No es incompatible –¡qué va a ser!– el ejercicio de la literatura con una magnífica ignorancia de caballero feudal. Es cuestión, eso sí, de contar con una resolución y una voluntad a prueba de leones.

  Hay al respecto, casos que pueden interesar de veras. Pero prefiero concluir estas aéreas divagaciones, incluyendo un proyecto de inmediato carácter práctico.

  Se trata de lo siguiente, expuesto con la brevedad del caso. Creo que el innegable incremento de nuestra vida literaria y sobre todo el carácter especialísimo que va cobrando de un tiempo a esta parte, están solicitando premiosamente una legislación literaria. La sociedad de escritores, que cuenta con varios días de longevidad, podría abordar concienzudamente el problema: Yo, por mi parte, abogo desde ya por la creación de un derecho penal ad-hoc, es decir, de un derecho penal literario.

  He aquí, según la autorizada incompetencia de un ex-desertor de la Facultad de Derecho, parte del articulado de mi proyecto de código –es decir, de uno de los tantos que podría presentarse como contribución al benemérito intento de poner un poco de orden, precisando deberes y derechos, en esta enrevesada vida literaria argentina.

  Artículo 1. – La mayoría de edad literaria empezará para el sexo taciturno a los veinticuatro años cumplidos, si bien las autoridades correspondientes podrían conceder excepciones en casos sospechados de excepcionales, aunque para ello se debe contar con la totalidad más uno de sus miembros. Los derechos literarios no le serán concedidos a la mujer, sin excepción que valga, hasta no haber cumplido los treinta años. (Este requisito draconiano busca impedir el ingreso a la literatura de las mujeres que no tengan una vocación suicida por ella, ya que la mayoría preferiría todo a despejar la incógnita de sus años mortales).

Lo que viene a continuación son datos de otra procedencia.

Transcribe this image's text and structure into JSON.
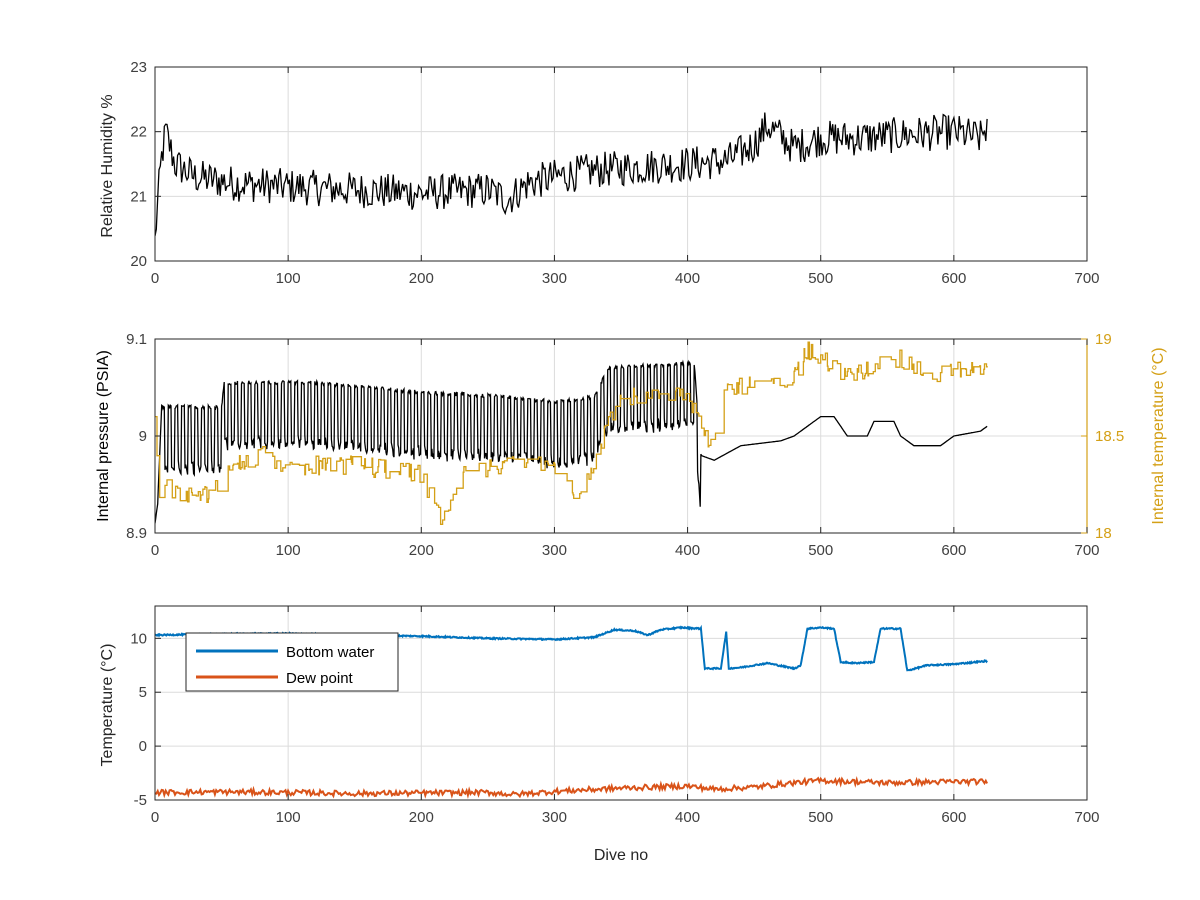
{
  "figure": {
    "xlabel": "Dive no"
  },
  "colors": {
    "black": "#000000",
    "orange": "#D4A017",
    "blue": "#0072BD",
    "red": "#D95319",
    "grid": "#DCDCDC",
    "axis": "#262626",
    "tick_label": "#404040"
  },
  "chart_data": [
    {
      "type": "line",
      "id": "rh",
      "ylabel": "Relative Humidity %",
      "xlim": [
        0,
        700
      ],
      "ylim": [
        20,
        23
      ],
      "xticks": [
        0,
        100,
        200,
        300,
        400,
        500,
        600,
        700
      ],
      "yticks": [
        20,
        21,
        22,
        23
      ],
      "grid": true,
      "series": [
        {
          "color": "#000000",
          "noise": 0.28,
          "points": [
            [
              0,
              20.3
            ],
            [
              2,
              20.9
            ],
            [
              5,
              21.6
            ],
            [
              8,
              22.0
            ],
            [
              15,
              21.5
            ],
            [
              30,
              21.3
            ],
            [
              60,
              21.2
            ],
            [
              100,
              21.15
            ],
            [
              150,
              21.1
            ],
            [
              200,
              21.05
            ],
            [
              250,
              21.1
            ],
            [
              265,
              20.95
            ],
            [
              280,
              21.2
            ],
            [
              300,
              21.3
            ],
            [
              330,
              21.4
            ],
            [
              360,
              21.45
            ],
            [
              400,
              21.5
            ],
            [
              430,
              21.55
            ],
            [
              450,
              21.8
            ],
            [
              460,
              22.1
            ],
            [
              480,
              21.75
            ],
            [
              500,
              21.9
            ],
            [
              530,
              21.9
            ],
            [
              560,
              21.95
            ],
            [
              600,
              22.0
            ],
            [
              620,
              21.9
            ],
            [
              625,
              22.1
            ]
          ]
        }
      ]
    },
    {
      "type": "line",
      "id": "pressure",
      "ylabel": "Internal pressure (PSIA)",
      "ylabel_right": "Internal temperature (°C)",
      "xlim": [
        0,
        700
      ],
      "ylim": [
        8.9,
        9.1
      ],
      "ylim_right": [
        18,
        19
      ],
      "xticks": [
        0,
        100,
        200,
        300,
        400,
        500,
        600,
        700
      ],
      "yticks": [
        8.9,
        9,
        9.1
      ],
      "yticks_right": [
        18,
        18.5,
        19
      ],
      "grid": true,
      "series": [
        {
          "axis": "left",
          "color": "#000000",
          "oscillation": {
            "from": 5,
            "to": 410,
            "period": 5,
            "low_offset": -0.065
          },
          "points": [
            [
              0,
              8.91
            ],
            [
              2,
              8.93
            ],
            [
              5,
              9.03
            ],
            [
              50,
              9.03
            ],
            [
              52,
              9.055
            ],
            [
              120,
              9.055
            ],
            [
              200,
              9.045
            ],
            [
              270,
              9.04
            ],
            [
              300,
              9.035
            ],
            [
              330,
              9.04
            ],
            [
              340,
              9.07
            ],
            [
              400,
              9.075
            ],
            [
              405,
              9.075
            ],
            [
              410,
              8.98
            ],
            [
              420,
              8.975
            ],
            [
              440,
              8.99
            ],
            [
              470,
              8.995
            ],
            [
              480,
              9.0
            ],
            [
              490,
              9.01
            ],
            [
              500,
              9.02
            ],
            [
              510,
              9.02
            ],
            [
              520,
              9.0
            ],
            [
              535,
              9.0
            ],
            [
              540,
              9.015
            ],
            [
              555,
              9.015
            ],
            [
              560,
              9.0
            ],
            [
              570,
              8.99
            ],
            [
              590,
              8.99
            ],
            [
              600,
              9.0
            ],
            [
              620,
              9.005
            ],
            [
              625,
              9.01
            ]
          ]
        },
        {
          "axis": "right",
          "color": "#D4A017",
          "step_noise": 0.05,
          "points": [
            [
              0,
              18.6
            ],
            [
              3,
              18.2
            ],
            [
              8,
              18.25
            ],
            [
              20,
              18.2
            ],
            [
              40,
              18.2
            ],
            [
              60,
              18.35
            ],
            [
              80,
              18.4
            ],
            [
              100,
              18.35
            ],
            [
              150,
              18.35
            ],
            [
              200,
              18.3
            ],
            [
              215,
              18.05
            ],
            [
              230,
              18.3
            ],
            [
              260,
              18.35
            ],
            [
              300,
              18.35
            ],
            [
              315,
              18.15
            ],
            [
              330,
              18.35
            ],
            [
              340,
              18.55
            ],
            [
              350,
              18.7
            ],
            [
              380,
              18.7
            ],
            [
              395,
              18.75
            ],
            [
              405,
              18.65
            ],
            [
              415,
              18.45
            ],
            [
              420,
              18.5
            ],
            [
              430,
              18.75
            ],
            [
              440,
              18.75
            ],
            [
              455,
              18.8
            ],
            [
              480,
              18.8
            ],
            [
              490,
              18.95
            ],
            [
              500,
              18.9
            ],
            [
              520,
              18.8
            ],
            [
              540,
              18.85
            ],
            [
              560,
              18.9
            ],
            [
              580,
              18.8
            ],
            [
              600,
              18.85
            ],
            [
              625,
              18.85
            ]
          ]
        }
      ]
    },
    {
      "type": "line",
      "id": "temperature",
      "ylabel": "Temperature (°C)",
      "xlabel": "Dive no",
      "xlim": [
        0,
        700
      ],
      "ylim": [
        -5,
        13
      ],
      "xticks": [
        0,
        100,
        200,
        300,
        400,
        500,
        600,
        700
      ],
      "yticks": [
        -5,
        0,
        5,
        10
      ],
      "grid": true,
      "legend": "top-left",
      "series": [
        {
          "name": "Bottom water",
          "color": "#0072BD",
          "points": [
            [
              0,
              10.3
            ],
            [
              50,
              10.4
            ],
            [
              100,
              10.45
            ],
            [
              150,
              10.3
            ],
            [
              200,
              10.2
            ],
            [
              250,
              10.0
            ],
            [
              300,
              9.9
            ],
            [
              330,
              10.1
            ],
            [
              345,
              10.8
            ],
            [
              360,
              10.7
            ],
            [
              370,
              10.3
            ],
            [
              380,
              10.8
            ],
            [
              395,
              11.0
            ],
            [
              410,
              10.9
            ],
            [
              413,
              7.2
            ],
            [
              425,
              7.2
            ],
            [
              429,
              10.6
            ],
            [
              431,
              7.2
            ],
            [
              440,
              7.3
            ],
            [
              460,
              7.7
            ],
            [
              480,
              7.2
            ],
            [
              485,
              7.5
            ],
            [
              490,
              10.9
            ],
            [
              500,
              11.0
            ],
            [
              510,
              10.9
            ],
            [
              515,
              7.8
            ],
            [
              525,
              7.7
            ],
            [
              540,
              7.8
            ],
            [
              545,
              10.9
            ],
            [
              560,
              10.9
            ],
            [
              565,
              7.0
            ],
            [
              580,
              7.5
            ],
            [
              600,
              7.6
            ],
            [
              625,
              7.9
            ]
          ]
        },
        {
          "name": "Dew point",
          "color": "#D95319",
          "noise": 0.25,
          "points": [
            [
              0,
              -4.3
            ],
            [
              50,
              -4.25
            ],
            [
              100,
              -4.3
            ],
            [
              150,
              -4.4
            ],
            [
              200,
              -4.35
            ],
            [
              250,
              -4.3
            ],
            [
              270,
              -4.5
            ],
            [
              300,
              -4.2
            ],
            [
              350,
              -3.9
            ],
            [
              400,
              -3.7
            ],
            [
              420,
              -4.0
            ],
            [
              450,
              -3.8
            ],
            [
              480,
              -3.4
            ],
            [
              500,
              -3.2
            ],
            [
              550,
              -3.4
            ],
            [
              600,
              -3.3
            ],
            [
              625,
              -3.3
            ]
          ]
        }
      ]
    }
  ]
}
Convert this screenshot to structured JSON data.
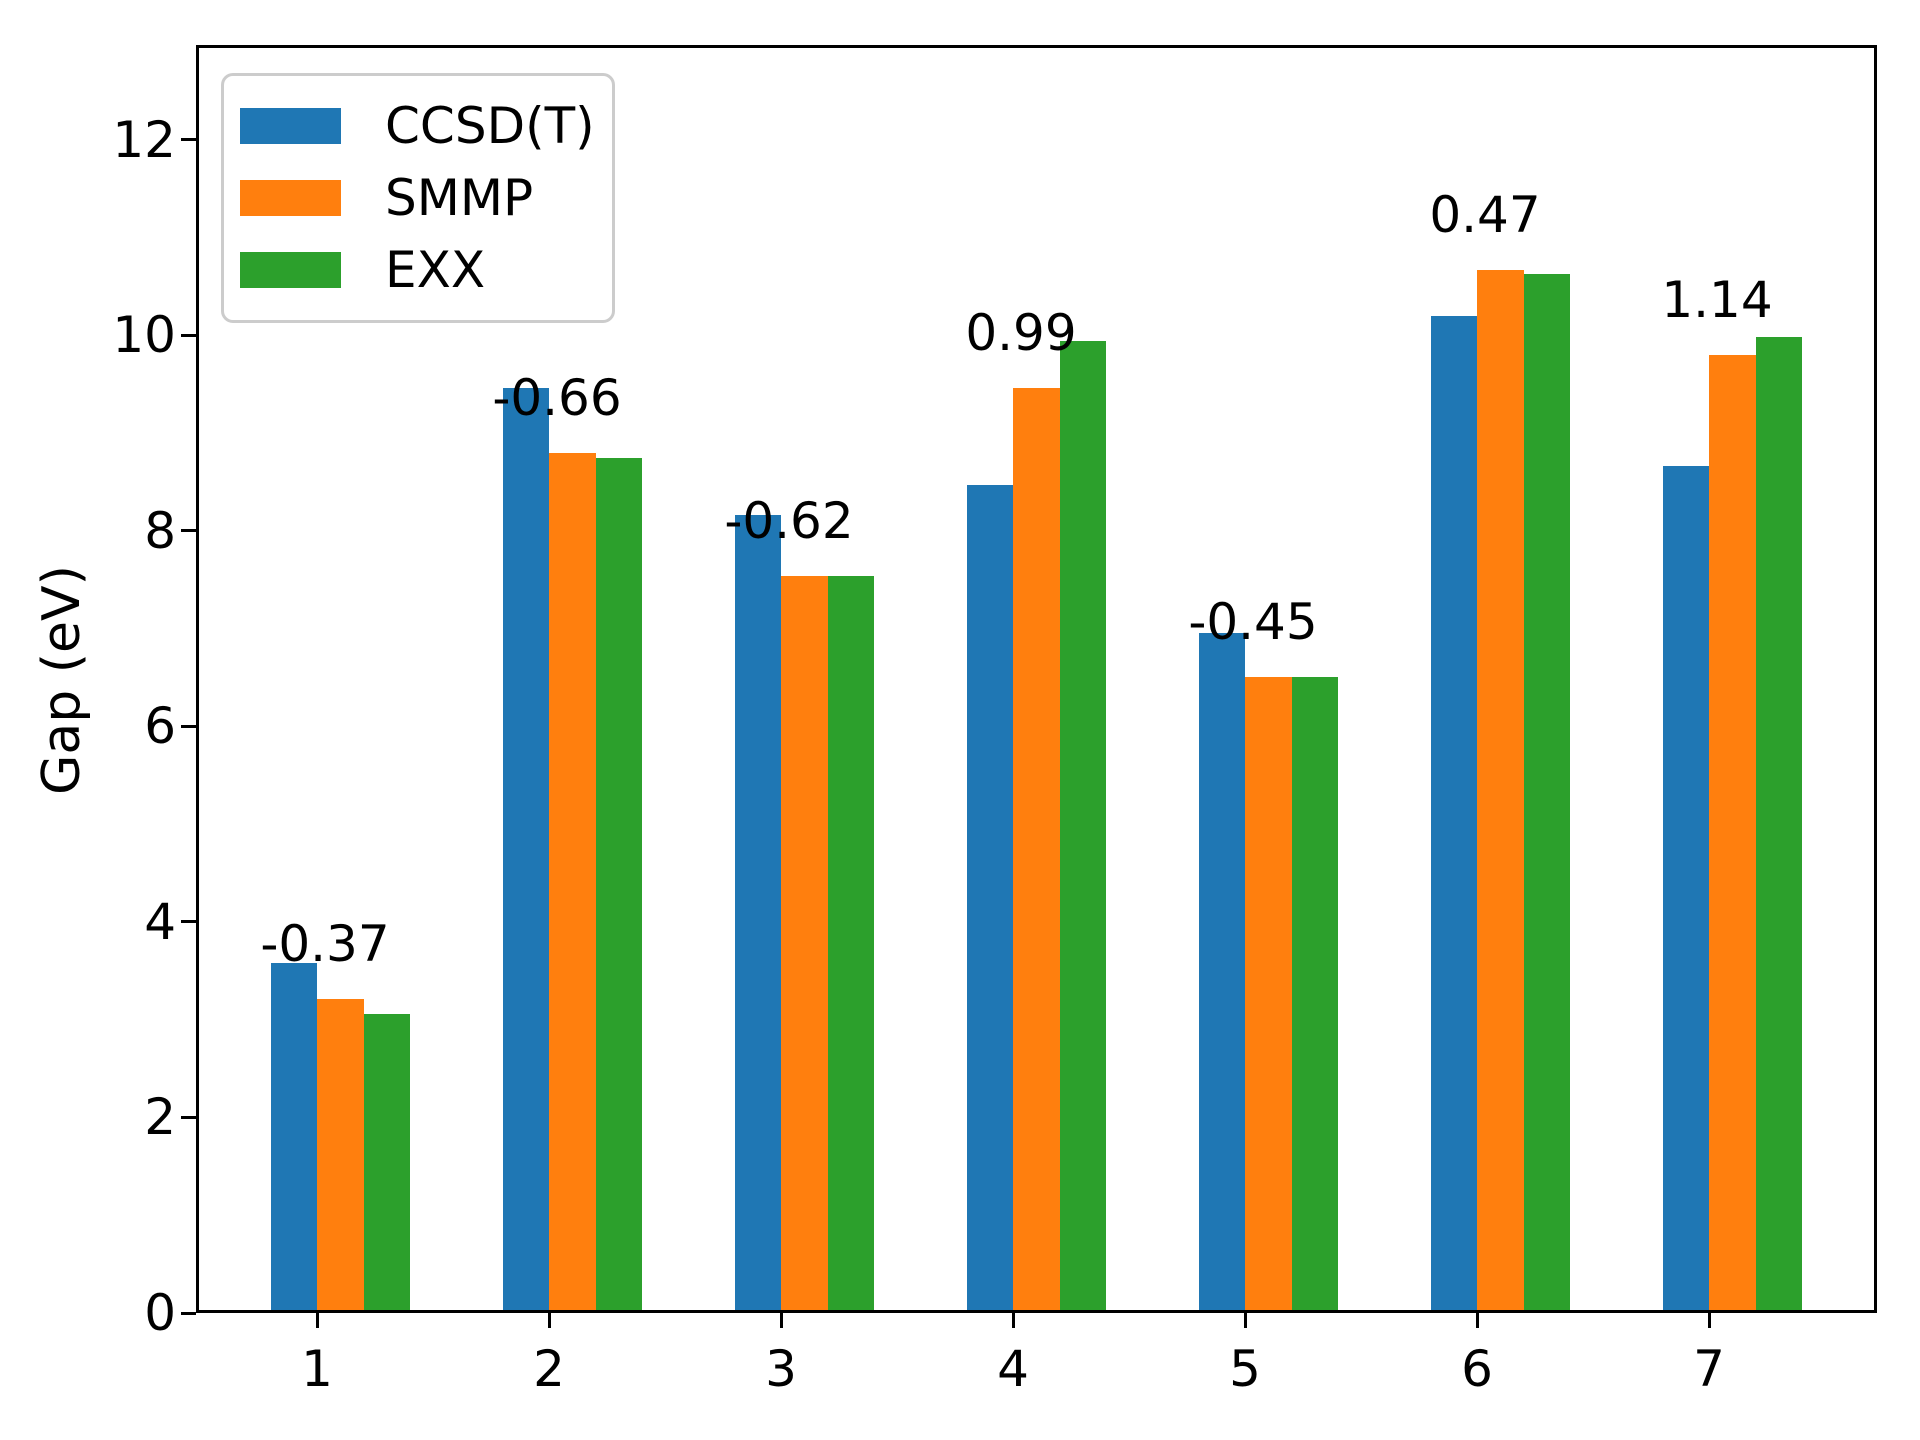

  Art. 2. – Queda prohibida la publicación de un libro primogénito o segundón. El escritor nacerá a la vida editorial y a los peligros de la fama solo con el tercer libro.

  Art. 3. – Para el reconocimiento oficial del título de literato, con sus privilegios y responsabilidades consiguientes, el interesado demostrará su conocimiento de la lectura y la escritura, sin que pueda eximirlo de dicha prueba la presentación de títulos universitarios u otras condecoraciones.

  Art. 4. – Queda prohibido todo acto de adulación pública o privada por parte de un literato hacia un colega mayor y sobre todo hacia un político – visto que el panegírico es la más ripiosa de las especies retóricas.

  Art. 5. – Será asimismo mal visto por los jueces cualquier acto de poco gusto o elegancia literarios: por ejemplo: comprar o vender críticas turiferarias, alquilar prólogos que no dejen ver el libro; firmar por casualidad una página redactada por otro…

Art. 6. – Los individuos que con mayor o menor inspiración cultivasen la difamación y el insulto, géneros literarios completamente desprestigiados, serán entregados a la justicia común. En caso de reincidencia deberá destinárseles al barrido vitalicio de las calles.

  Art. 7. – El escritor que dejase por lo menos un espacio de cinco años entre la publicación de cada uno de sus libros, se hará acreedor del premio Estímulo a la continencia y sus obras serán adquiridas por el Estado con destino al Museo Histórico Nacional. Por el contrario, el autor que por la frecuencia y magnitud de sus partos editoriales revelase claramente un tesonero espíritu de agresión, será castigado según el quantum de la gravedad, con penas que podrán ir por ejemplo desde la copia manuscrita o dactilográfica del Enciclopédico Hispano Americano, hasta la lectura completa de su propia opera omnia.